Utilization of fish production shows marked continental, regional and national differences. The proportion of cured fish is higher in Africa (17 per cent in 2004) and Asia (11 per cent) compared with other continents. In Europe and North America, more than two-thirds of fish used for human consumption was in frozen and canned forms. Fish for non-food purposes comes mostly from natural stocks of small pelagics, and some 90 per cent of such catches were processed into fishmeal, with the remaining 10 per cent being utilized directly for aquafeed or as feed for fur animals.

By-catch, i.e. non- targeted species and discards, is seen as an important issue in fisheries. In 1994, FAO estimated that the global discard could be as high as 27 million tonne annually. A more recent study by FAO re-estimated this figure by analysing data over a 10-year period (1992 to 2002) and came up with a very much lower figure of 7.3 million tonne (FAO, 2005e). Most of the discards (over 50 per cent) are associated with trawl fisheries for tropical shrimp and demersal finfish.

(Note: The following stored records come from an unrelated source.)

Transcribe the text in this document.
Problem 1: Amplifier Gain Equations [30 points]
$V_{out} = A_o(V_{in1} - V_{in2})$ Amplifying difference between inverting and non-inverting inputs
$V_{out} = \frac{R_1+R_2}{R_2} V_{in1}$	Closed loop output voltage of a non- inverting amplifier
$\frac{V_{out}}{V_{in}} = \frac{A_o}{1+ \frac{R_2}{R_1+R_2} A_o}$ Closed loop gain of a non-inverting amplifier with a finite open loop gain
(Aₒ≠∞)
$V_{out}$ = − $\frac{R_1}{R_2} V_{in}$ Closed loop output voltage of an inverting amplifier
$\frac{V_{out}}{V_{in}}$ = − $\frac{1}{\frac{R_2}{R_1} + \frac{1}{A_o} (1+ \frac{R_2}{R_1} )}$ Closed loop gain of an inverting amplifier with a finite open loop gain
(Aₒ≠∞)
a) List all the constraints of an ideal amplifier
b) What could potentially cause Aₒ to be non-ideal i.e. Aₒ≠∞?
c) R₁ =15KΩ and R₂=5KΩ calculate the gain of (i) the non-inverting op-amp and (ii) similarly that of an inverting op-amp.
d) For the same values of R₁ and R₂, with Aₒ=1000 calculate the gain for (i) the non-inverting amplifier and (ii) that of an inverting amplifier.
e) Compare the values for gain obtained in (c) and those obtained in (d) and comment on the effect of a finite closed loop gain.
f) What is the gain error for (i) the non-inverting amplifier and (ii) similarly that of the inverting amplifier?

Lower discard figures are probably a reflection of the fact that more of the by-catch is retained for use, particularly as feed for the booming aquaculture fish industry. From a utilization perspective, good use can be made of everything that comes out of the water, which puts the “by-catch” issue into a new perspective. This development, of course, underlines the need for effective fisheries management systems that properly address the need to protect spawning fish and their offspring.

Conclusion

The wild capture fisheries potential worldwide is largely at its limit: it has reached a plateau. Increases in wild capture fisheries would have to come through restoring overfished populations by vastly improved management practices. All projections point to increased demand for fishery products in the future, and it is evident that aquaculture will play a crucial role in satisfying that demand. The large amount of fish entering international fish trade will continue keep fish prices relatively high, and this may compromise access of the poor to adequate fish protein.

Over recent decades, the fish processing sector of the industry has gone through a significant change in philosophy concerning how to respond to ever more demanding product safety and quality regimes. In large, the successful approach has been to move away from centralized government controls towards making the industry responsible for implementing “self control” systems that are verified and audited by governments.

Such systems require clearly specified objectives and ample record keeping for industry to be able to prove due diligence. A similar approach could well apply in complying with the new environmental demands, particularly at the hands of the large retailers that are increasingly committing their companies to sustainably sourced seafood.

To balance the utilization and conservation points of view, more effective and more sophisticated managements systems are being developed. Experience shows that for such systems to evolve, secure, legally binding fishing rights are necessary. Secure fishing rights foster responsible fisheries, leading to long-term stewardship of the fishery resources and their ecosystem.